第14章 9月の夏休み!(謙信様&光秀さん)
アクアリウムの他にも、チンアナゴなど、どちらかというと小さめの生き物が好きみたいだった。
(意外だなぁ。帰ったら佐助くんにも教えようっと)
飼育員さんの説明が終わって、いざという時になって触るのが怖くなった。
私達の前には小さめのイルカが大人しく待っている。
「私の手、熱いんですよ。イルカは人間の手を熱いって思わないでしょうか…」
謙信「他の者が触れても平気な顔をしている。大丈夫だろう」
よその組を見ると、確かに嫌がる素振りは見せていないようだ。
謙信「張り切って手を挙げたわりに怖気づくとはおかしな奴だ。
ほら、怖くないからおいで」
謙信様が先に触ってみせてくれた。
「ど、どんな感じですか?」
謙信「つるっとしている」
「……」
真面目な顔で答えた謙信様に『そんなの見ればわかるよっ!』とは言えない。
イルカの艶々と光っている身体を見遣る。
謙信「時間が無くなるぞ?貴重な体験ができないまま終わらせるつもりか?」
「う……では……」
おそるおそる手を伸ばして触ってみた。
ペタ
「わ、わぁ…ほん、と、つるつる!しかも結構しっかりしていて硬いですね」
おっかなびっくりで触れたわりに、一度触ってしまえば全然怖くなかった。
ぺたぺたと触っていく。
謙信「目が小さいな。よくあれだけの芸をしているものだ……」
謙信様はイルカの頭を撫でている。
愛でるような眼差しは、普段見たことがなかった。
(佐助くーん!!謙信様が甘いよ!この顔、見て欲しいっ!)
佐助君や幸村が見たらひっくり返りそうな優しい顔をしている。
(貴重だなぁ。
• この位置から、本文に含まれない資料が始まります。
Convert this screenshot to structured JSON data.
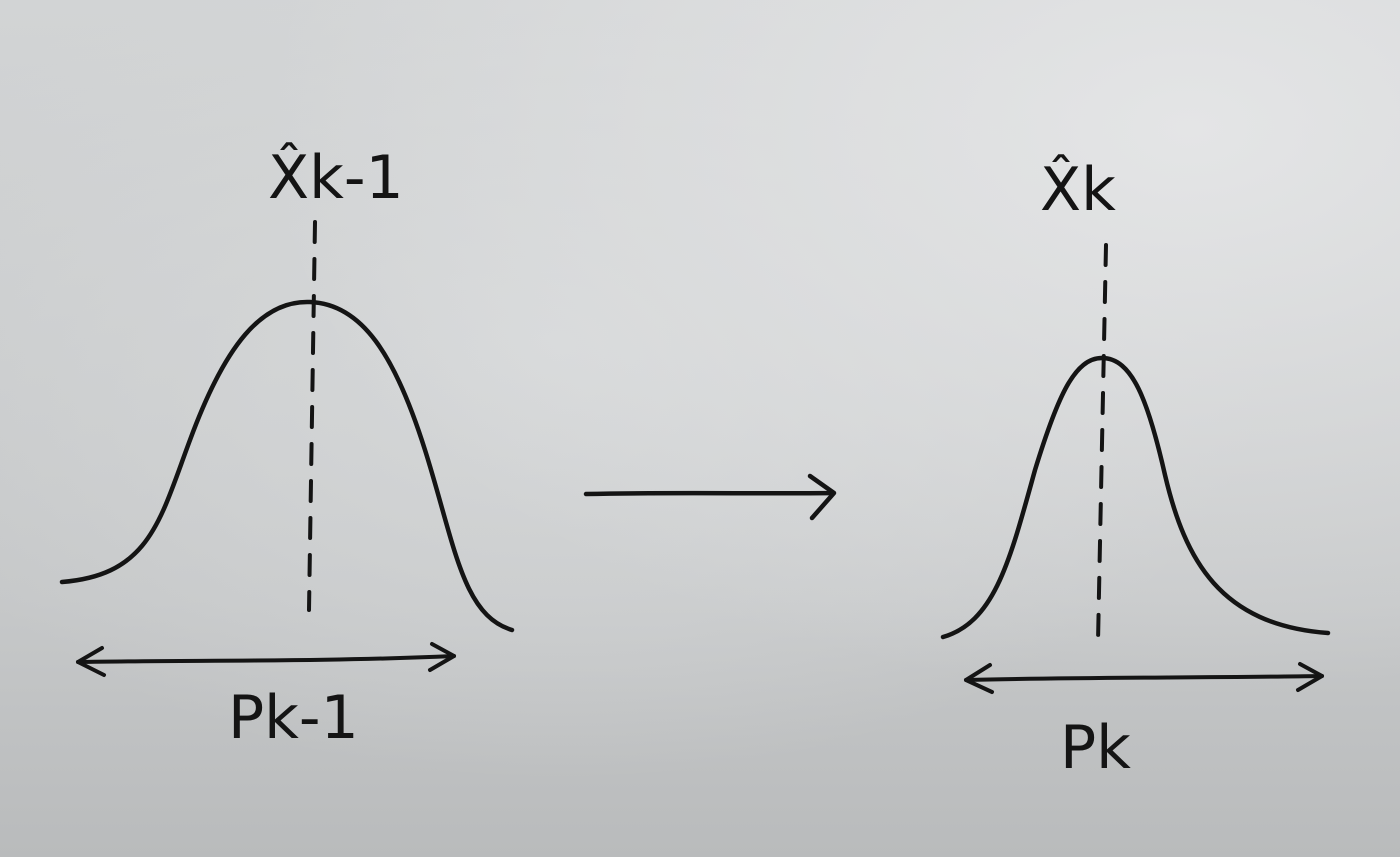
{
  "diagram": {
    "prior": {
      "mean_label": "X̂k-1",
      "covariance_label": "Pk-1"
    },
    "posterior": {
      "mean_label": "X̂k",
      "covariance_label": "Pk"
    },
    "colors": {
      "ink": "#141414",
      "paper": "#d2d4d5"
    }
  }
}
イルカもだけど、謙信様のこんなお顔を見られるなんて!!)
謙信「可愛いな」
「はい。可愛いですね、イルカが!」
(イルカがってことだよね?)
光秀さんといい、二人ともちゃんと主語を付けて欲しい。
謙信様がふっと笑う気配がした。
もしかしたらイルカに向けていた優しい顔を今もしているのかと思うと、顔をあげられなくなってしまった。